Structural–functional components via ultrasonic additive manufacturing: a review of fabrication and functionality
摘要
With the increasing demand for structural health monitoring and high-performance materials in the aerospace industry, traditional manufacturing processes are no longer capable of meeting the requirements of complex structures and multifunctional materials. Ultrasonic Additive Manufacturing (UAM), as an emerging additive manufacturing technology, combines the advantages of low-temperature processing and efficient material handling to provide a novel solution for embedding sensors and manufacturing functional structural parts.

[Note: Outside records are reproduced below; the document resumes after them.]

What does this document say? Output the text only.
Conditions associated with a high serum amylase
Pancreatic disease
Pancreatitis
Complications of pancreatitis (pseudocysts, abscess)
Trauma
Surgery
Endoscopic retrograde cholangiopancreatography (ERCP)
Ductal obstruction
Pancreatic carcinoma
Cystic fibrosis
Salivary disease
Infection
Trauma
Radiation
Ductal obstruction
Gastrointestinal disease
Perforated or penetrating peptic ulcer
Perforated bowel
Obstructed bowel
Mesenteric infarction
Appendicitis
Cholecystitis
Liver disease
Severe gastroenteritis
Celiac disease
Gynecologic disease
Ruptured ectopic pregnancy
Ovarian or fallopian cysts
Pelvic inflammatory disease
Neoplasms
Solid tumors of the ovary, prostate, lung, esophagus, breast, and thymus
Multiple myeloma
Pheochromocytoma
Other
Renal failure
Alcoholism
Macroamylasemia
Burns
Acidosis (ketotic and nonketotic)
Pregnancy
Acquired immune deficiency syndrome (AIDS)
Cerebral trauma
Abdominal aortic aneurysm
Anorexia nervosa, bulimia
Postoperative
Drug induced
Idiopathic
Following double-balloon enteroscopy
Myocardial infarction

This paper comprehensively investigates the impact of multiple factors, including the type of metal matrix, coating treatment, optical fiber channel, and process parameters, on the interfacial bonding strength between optical fibers and metal matrices when different types of sensors, such as multimode fibers, single—mode fibers, and special fibers, are embedded in the metal matrix via UAM. Survey results indicate that aluminum is currently the most commonly used matrix material due to its softness. Moreover, appropriate coatings, fiber channels, as well as optimized process parameters can significantly enhance embedding effects while reducing fiber damage during embedding. Additionally, sensing characteristics of UAM-embedded fiber-optic sensors are reviewed, including temperature sensing properties, strain sensing properties, bending sensing properties and torsion sensing properties along with their applications in complex structures. Furthermore, this paper also describes technical methods for embedding other sensors (e.g., PVDF fibers electronic components) into a metal matrix. By utilizing UAM, it is also feasible to fabricate complex structural components with multiple functions which demonstrates vast potential for application especially within the aerospace field. Finally, the development and application prospects of UAM are envisioned.